The Columbia House is a 35-bed long-term care facility in Invermere, administered by Interior Health, that provides “care for disabled residents, the frail elderly, and for seniors unable to look after themselves.” 

John Newton, president of the Columbia House Enhancement Society, at the Columbia House Healing Garden.

“Part of it is to have residents in touch with what’s going on,” says John Newton, president of the Columbia House Enhancement Society and integral part of the project’s success.  He believes it is important to embrace oneself with nature, especially when one might not be the pinnacle of health. 

The community park, fondly referred to as COHO by the community, is complemented by a variety of annual and perennial flowers, scenic landscaping, and a tranquil waterfall. It serves to bridge the gap between residents and the community, allowing for everyone to enjoy a place of peace right within the center of town– convenient for those who may not have the luxury of exploring the beach or going on a hike.

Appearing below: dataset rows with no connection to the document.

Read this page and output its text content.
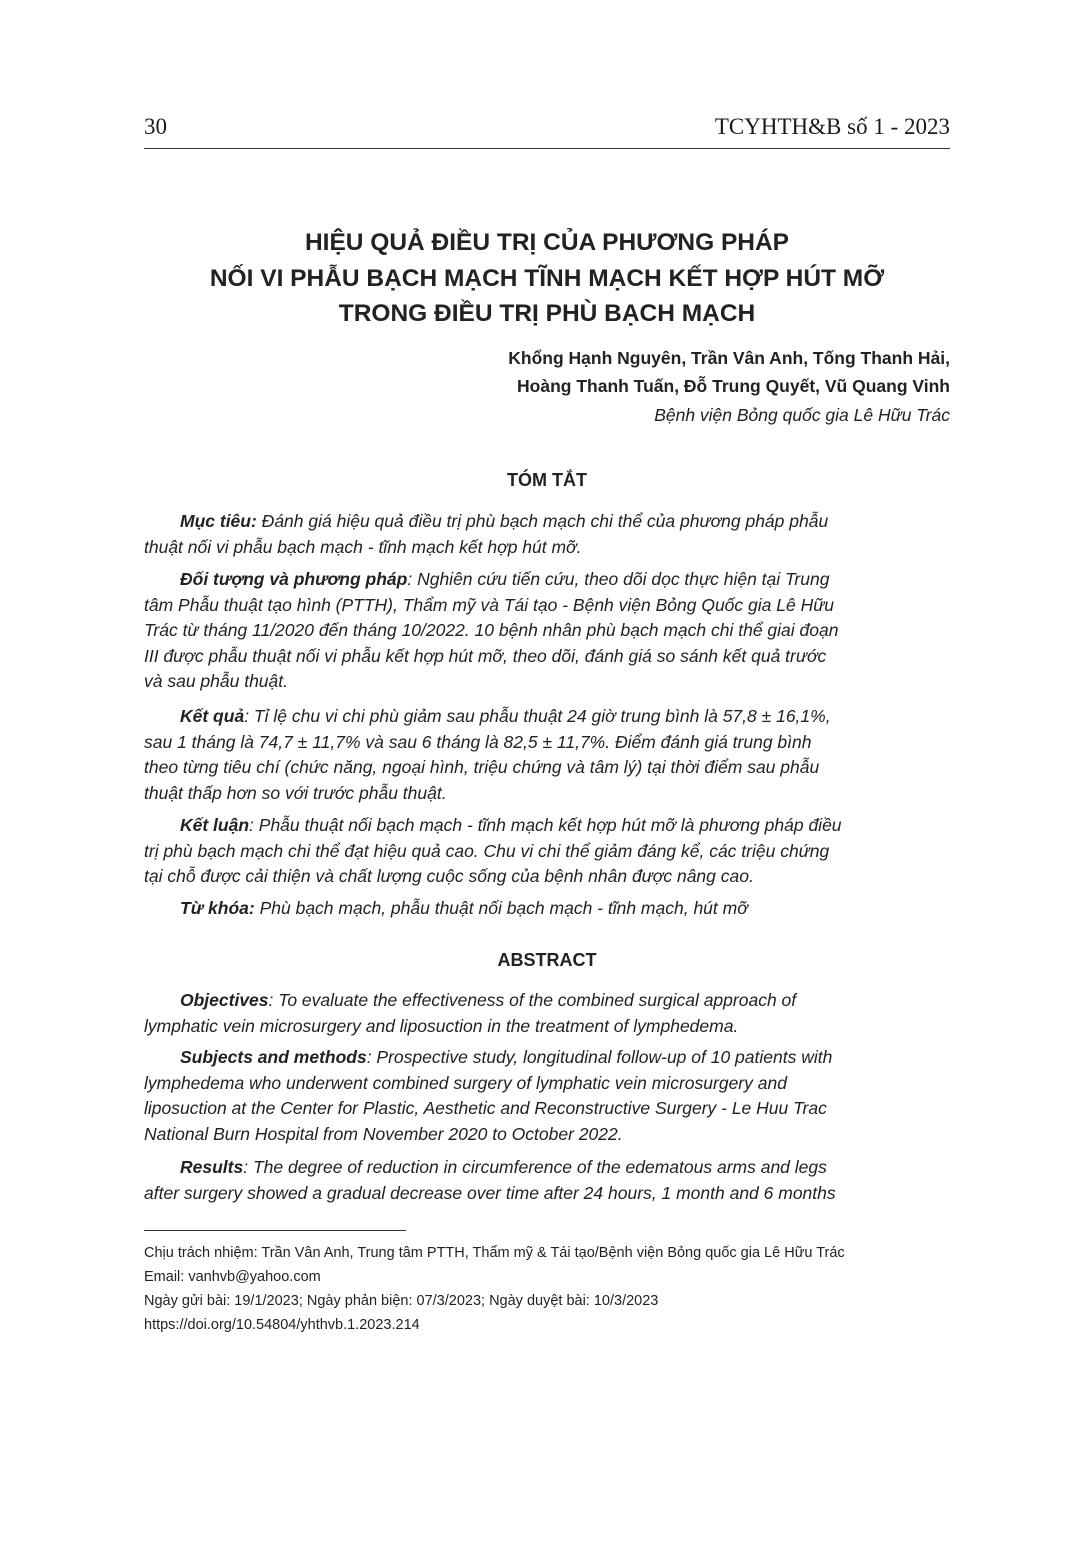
30	TCYHTH&B số 1 - 2023
HIỆU QUẢ ĐIỀU TRỊ CỦA PHƯƠNG PHÁP
NỐI VI PHẪU BẠCH MẠCH TĨNH MẠCH KẾT HỢP HÚT MỠ
TRONG ĐIỀU TRỊ PHÙ BẠCH MẠCH
Khổng Hạnh Nguyên, Trần Vân Anh, Tống Thanh Hải,
Hoàng Thanh Tuấn, Đỗ Trung Quyết, Vũ Quang Vinh
Bệnh viện Bỏng quốc gia Lê Hữu Trác
TÓM TẮT
Mục tiêu: Đánh giá hiệu quả điều trị phù bạch mạch chi thể của phương pháp phẫu
thuật nối vi phẫu bạch mạch - tĩnh mạch kết hợp hút mỡ.
Đối tượng và phương pháp: Nghiên cứu tiến cứu, theo dõi dọc thực hiện tại Trung
tâm Phẫu thuật tạo hình (PTTH), Thẩm mỹ và Tái tạo - Bệnh viện Bỏng Quốc gia Lê Hữu
Trác từ tháng 11/2020 đến tháng 10/2022. 10 bệnh nhân phù bạch mạch chi thể giai đoạn
III được phẫu thuật nối vi phẫu kết hợp hút mỡ, theo dõi, đánh giá so sánh kết quả trước
và sau phẫu thuật.
Kết quả: Tỉ lệ chu vi chi phù giảm sau phẫu thuật 24 giờ trung bình là 57,8 ± 16,1%,
sau 1 tháng là 74,7 ± 11,7% và sau 6 tháng là 82,5 ± 11,7%. Điểm đánh giá trung bình
theo từng tiêu chí (chức năng, ngoại hình, triệu chứng và tâm lý) tại thời điểm sau phẫu
thuật thấp hơn so với trước phẫu thuật.
Kết luận: Phẫu thuật nối bạch mạch - tĩnh mạch kết hợp hút mỡ là phương pháp điều
trị phù bạch mạch chi thể đạt hiệu quả cao. Chu vi chi thể giảm đáng kể, các triệu chứng
tại chỗ được cải thiện và chất lượng cuộc sống của bệnh nhân được nâng cao.
Từ khóa: Phù bạch mạch, phẫu thuật nối bạch mạch - tĩnh mạch, hút mỡ
ABSTRACT
Objectives: To evaluate the effectiveness of the combined surgical approach of
lymphatic vein microsurgery and liposuction in the treatment of lymphedema.
Subjects and methods: Prospective study, longitudinal follow-up of 10 patients with
lymphedema who underwent combined surgery of lymphatic vein microsurgery and
liposuction at the Center for Plastic, Aesthetic and Reconstructive Surgery - Le Huu Trac
National Burn Hospital from November 2020 to October 2022.
Results: The degree of reduction in circumference of the edematous arms and legs
after surgery showed a gradual decrease over time after 24 hours, 1 month and 6 months
Chịu trách nhiệm: Trần Vân Anh, Trung tâm PTTH, Thẩm mỹ & Tái tạo/Bệnh viện Bỏng quốc gia Lê Hữu Trác
Email: vanhvb@yahoo.com
Ngày gửi bài: 19/1/2023; Ngày phản biện: 07/3/2023; Ngày duyệt bài: 10/3/2023
https://doi.org/10.54804/yhthvb.1.2023.214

This is especially necessary during the busy summer months when tourists monopolize much of the beaches within walking distance. 

The reality for many long-term care residents is spending year-round inside their facility. With the COVID-19 pandemic and the isolation regulations in place, this meant that many had limited interaction with the outside world. This community garden helped expand their world, as well as connect them with the external world. 

The garden provides pathways lined with rails, including wheelchair access, complemented by brightly coloured foliage, and a massive, yet serene pergola put in place by Rona and Collective Carpentry. The landscaping is maintained weekly and invites those interested in joining their gardening efforts. 

The initial goal to complete the project was $600,000, however, after nearly $750,000 dollars raised fundraising, the garden is finally emerging completion. The pavilion, made possible by Home Hardware, is still in the works. Once that’s complete, the long-term care residents and community alike can embrace live music that will hopefully become a Thursday tradition.